You can visit this National Monument any time of the year. We were visiting during February, which was obviously a cooler time of year. But we were still seeing campers on site, BBQs in the parking lot, and picnics by the dunes. Kids and pets were running along the dune hills having fun and enjoying the sunshine. The sun is warm enough that kids and adults were only wearing jeans and tshirts. So don\’t wait for the high season to visit.
Avoid the park if it is windy or inclement weather. The wind will ruin your visit and make it difficult to enjoy the dunes.
On our random, rambling day-tripping plans, we luckily found a sunny, non-snowing day in late February. So we headed to WSNM while the weather was cooperating.
Below I share our experiences, observations, and tips for your visit to this amazing location! Because you should definitely visit as soon as possible.

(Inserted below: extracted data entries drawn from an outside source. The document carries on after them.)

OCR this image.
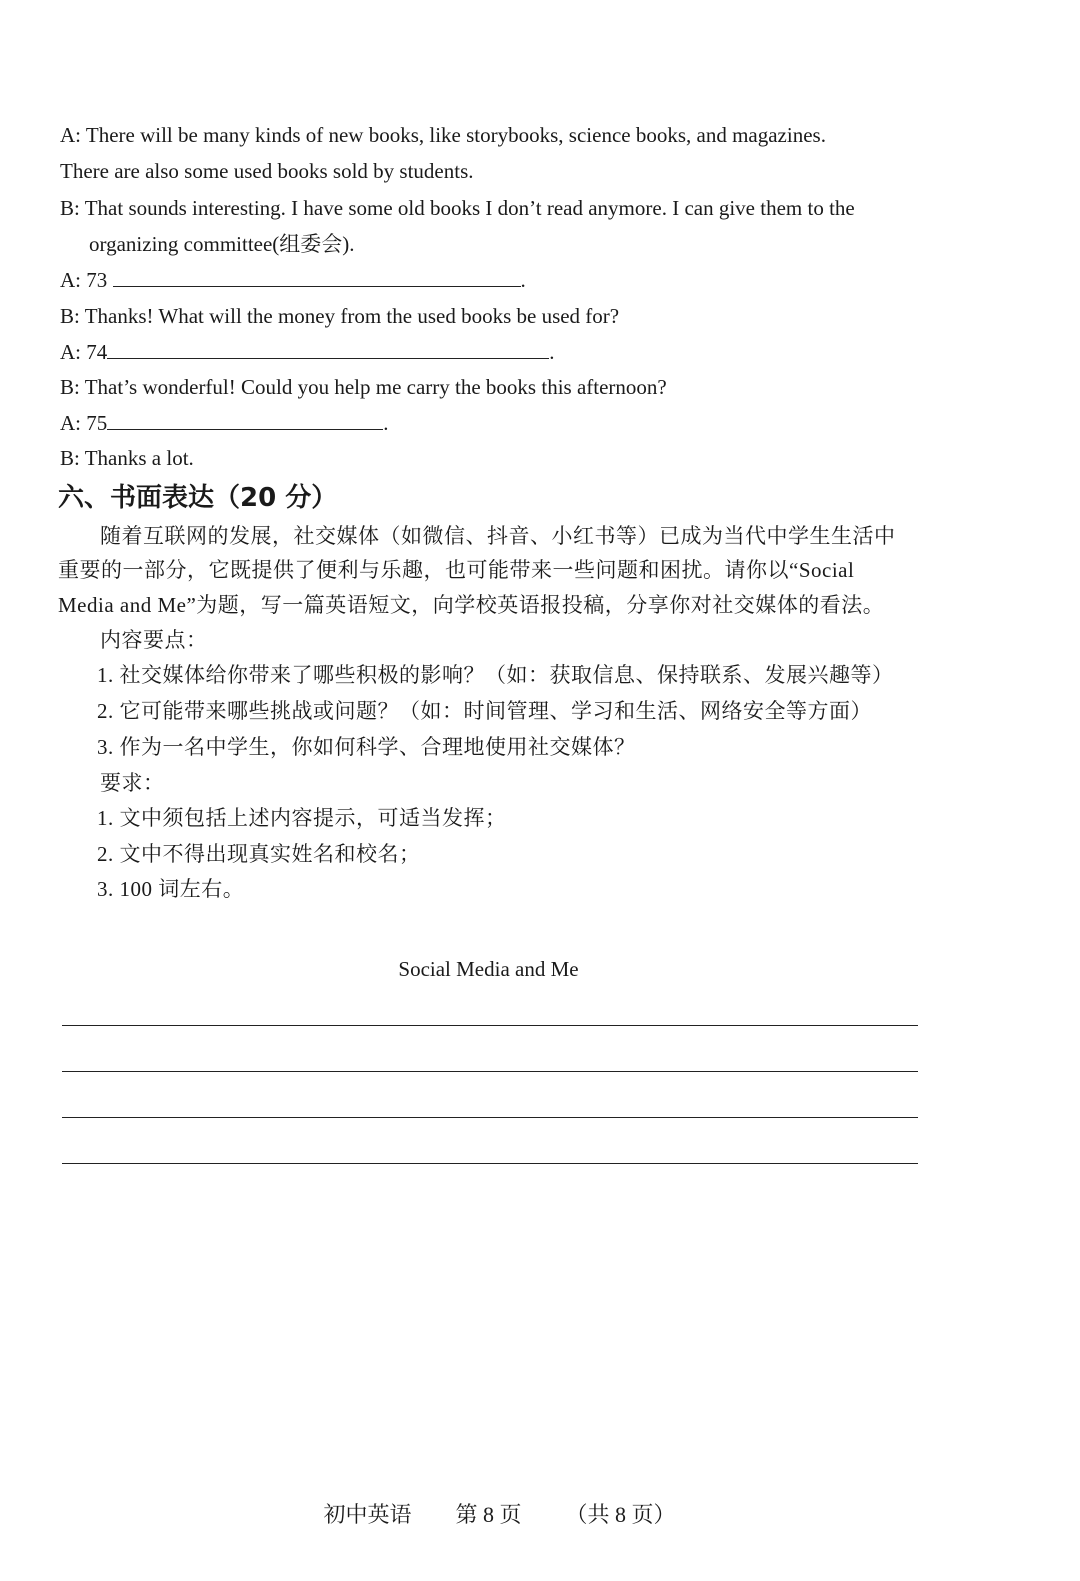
A: There will be many kinds of new books, like storybooks, science books, and magazines.
There are also some used books sold by students.
B: That sounds interesting. I have some old books I don’t read anymore. I can give them to the
organizing committee(组委会).
A: 73	.
B: Thanks! What will the money from the used books be used for?
A: 74	.
B: That’s wonderful! Could you help me carry the books this afternoon?
A: 75	.
B: Thanks a lot.
六、书面表达（20 分）
随着互联网的发展，社交媒体（如微信、抖音、小红书等）已成为当代中学生生活中
重要的一部分，它既提供了便利与乐趣，也可能带来一些问题和困扰。请你以“Social
Media and Me”为题，写一篇英语短文，向学校英语报投稿，分享你对社交媒体的看法。
内容要点：
1. 社交媒体给你带来了哪些积极的影响？（如：获取信息、保持联系、发展兴趣等）
2. 它可能带来哪些挑战或问题？（如：时间管理、学习和生活、网络安全等方面）
3. 作为一名中学生，你如何科学、合理地使用社交媒体？
要求：
1. 文中须包括上述内容提示，可适当发挥；
2. 文中不得出现真实姓名和校名；
3. 100 词左右。
Social Media and Me

初中英语 第 8 页 （共 8 页）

We noticed young kids and smiling parents renting brightly colored round sleds from the shop. Hm. Sleds? I was sorely tempted to rent a sled, but I didn\’t. I mean, c\’mon! We\’re adults. We don\’t play in the sand. (Famous Last Thought …I think I have a regret now)
Kids at Heart
Ten minutes later I\’m videoing aforementioned adults trying to climb up steep dune sides and spinning their legs but hardly moving – like a cartoon character with blurred feet not moving.
Sober, mature adults were tossing themselves over dunes, trying to see who could jump farther. Attempts at sliding down the dune was captured on film, with men stuck like turtles on their backs with legs and arms in the air. We had so much fun!!
If you visit, be sure to bring the flying saucer sled, or toboggan. The guest services store rents the flying saucer sleds if you forgot to bring your own. As we drove through the park, you could see the brightly colored sleds being drug up dunes or whooshing down the dune hills.
Deep in the park we were wishing we had rented those sleds. It is actually hard to ‘slide’ on the hills. But, trust me, we tried! There was swimming in sand, jumping in sand, flying in sand, rolling in sand, and using your body as a plow sand. Sand, sand, and more sand. All of our fun activities resulted in pockets and hoods full of sand.
Sand gets everywhere
There was sand everywhere. Well, technically it is gypsum. But that doesn\’t matter. Just know that this can be ground down to fine powder and will filter through the fibers of your clothes and make its way into every crevice. There was also plenty of complaining about sand getting into places. Ya know. Places.
The dunes brought out the kid in everyone. We spent hours laughing and being silly. And those are the best hours to spend with family and friends.
Don\’t Lose Your Keys!!
Pinch of History, Sprinkling of Science
In the visitor center we learned that the brilliant white dunes are built from gypsum. Way, way back in deep history, a large region of the (now) Southwest United States was under water. The geology of this region is based on that watery history. Today\’s water and gypsum movement continues to contribute to the gypsum deposits in the basin, adding to the Great Sand Dunes. Due to this unique geological history and present-day activities, these dunes are the largest gypsum dunes in the world.
So arriving at this park in my full ignorance, I assumed that these were actual ocean-formed sands blown in from another location. Perhaps the nearby desert? But my guess was wrong, and the museum at the park helped fill out my knowledge. This unique location is far more interesting!
What does the Pleistocene have to do with it?
Did you know there are tracks of ancient mammoth and ancient camel in the park? I did not! How about giant sloths? Me neither! How cool is that?
There is even a teasing clue that mammoths and humans coexisted in the Tularosa Basin. I was very surprised to see an exhibit showing the imprints of these extinct critters, and how they are preserving them.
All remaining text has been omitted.